L’essentiel d’un projet repose sur les hommes, il est nécessaire de réguler les tensions de manière permanente et transparente.
Règle 7 : identifier son propre style de management
En fonction de son orientation dominante et naturelle à privilégier les individus, l’ambiance de l’équipe ou les résultats, le chef de projet travaillera l’aspect contradictoire de cette dominante afin de se rapprocher d’un style participatif et mobilisateur.
Règle 8 : évaluer l’engagement des participants dans l’action
Les participants s’engagent ils facilement, et réalisent ils les actions pour lesquelles ils se sont engagés ?
Le travail en équipe est il privilégié par rapport au travail individuel ?
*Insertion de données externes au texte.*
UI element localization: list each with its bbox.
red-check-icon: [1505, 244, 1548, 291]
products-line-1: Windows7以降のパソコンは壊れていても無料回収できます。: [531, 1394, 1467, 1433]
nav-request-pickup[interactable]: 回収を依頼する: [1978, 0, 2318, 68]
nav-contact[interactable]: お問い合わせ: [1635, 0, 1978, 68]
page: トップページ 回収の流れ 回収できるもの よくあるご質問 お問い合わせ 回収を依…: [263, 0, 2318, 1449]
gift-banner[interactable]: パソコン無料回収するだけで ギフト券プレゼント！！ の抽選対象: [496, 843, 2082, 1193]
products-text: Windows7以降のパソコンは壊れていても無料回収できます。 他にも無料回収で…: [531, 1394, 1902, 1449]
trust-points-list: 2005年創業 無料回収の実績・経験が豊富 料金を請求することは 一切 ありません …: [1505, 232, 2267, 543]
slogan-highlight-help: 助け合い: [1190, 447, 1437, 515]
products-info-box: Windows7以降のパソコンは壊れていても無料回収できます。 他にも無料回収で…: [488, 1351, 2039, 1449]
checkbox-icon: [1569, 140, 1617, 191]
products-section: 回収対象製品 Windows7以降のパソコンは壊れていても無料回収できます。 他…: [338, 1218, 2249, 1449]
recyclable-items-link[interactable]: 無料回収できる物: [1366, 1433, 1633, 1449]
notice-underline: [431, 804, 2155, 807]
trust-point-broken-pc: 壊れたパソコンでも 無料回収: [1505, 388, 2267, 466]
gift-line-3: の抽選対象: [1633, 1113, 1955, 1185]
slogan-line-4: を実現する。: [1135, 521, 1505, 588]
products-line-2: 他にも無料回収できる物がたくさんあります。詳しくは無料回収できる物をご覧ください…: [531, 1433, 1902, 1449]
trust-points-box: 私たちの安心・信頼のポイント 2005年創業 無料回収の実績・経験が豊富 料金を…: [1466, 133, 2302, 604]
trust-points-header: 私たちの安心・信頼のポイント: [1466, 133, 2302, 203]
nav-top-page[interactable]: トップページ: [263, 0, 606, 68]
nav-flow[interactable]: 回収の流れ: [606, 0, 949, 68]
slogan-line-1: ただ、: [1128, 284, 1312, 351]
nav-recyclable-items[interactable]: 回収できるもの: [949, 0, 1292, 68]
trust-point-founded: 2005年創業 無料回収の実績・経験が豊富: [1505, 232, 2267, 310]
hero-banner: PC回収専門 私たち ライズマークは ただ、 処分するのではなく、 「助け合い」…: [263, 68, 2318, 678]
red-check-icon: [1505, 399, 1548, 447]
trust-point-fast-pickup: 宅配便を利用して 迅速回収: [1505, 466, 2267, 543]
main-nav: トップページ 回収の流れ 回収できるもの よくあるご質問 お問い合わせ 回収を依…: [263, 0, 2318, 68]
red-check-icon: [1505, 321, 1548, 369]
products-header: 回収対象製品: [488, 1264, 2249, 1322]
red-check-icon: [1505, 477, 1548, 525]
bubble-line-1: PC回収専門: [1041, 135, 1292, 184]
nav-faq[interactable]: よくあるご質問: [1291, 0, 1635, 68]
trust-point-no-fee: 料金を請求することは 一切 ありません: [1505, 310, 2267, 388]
Règle 9 : évaluer les durées et les charges des actions ; identifier les risques sur la planification
Valoriser toute action avant son lancement afin de bien identifier si toutes les conditions sont réunies pour sa faisabilité. Une action entreprise et stoppée faute de valorisation a un impact très important sur la suite du projet et la motivation des acteurs.
Valoriser les actions permet de fixer des priorités, de planifier sérieusement la réalisation des actions et de renégocier les exigences de performance avec les acteurs du projet, si besoin était.
Règle 10 : manager sa hiérarchie ! pour mieux progresser soi même…
Le chef de projet peut se contenter de reporter techniquement l’avancement de son projet à sa hiérarchie ; il peut aussi s’approprier un rôle de proposition, de suggestion et d’initialisation, en termes d’évolution de pratiques, de communication et de management.
Eduquer sa hiérarchie permet d’accélérer les prises de décision, d’entraîner la motivation de ses équipes et de réussir son projet de manière plus certaine.
Conclusion : un projet se joue avant le projet !
On le constate, la gestion des comportements en mode projet, ainsi que la négociation des engagements nécessaires influent tout autant sinon plus, sur sa réussite, que le choix d’une méthode ou d’un système de gestion.
Etre un bon manager de projet ne s’improvise pas, mais se travaille, seul ou accompagné. Il s’agit là d’une fondation préalable à tout projet.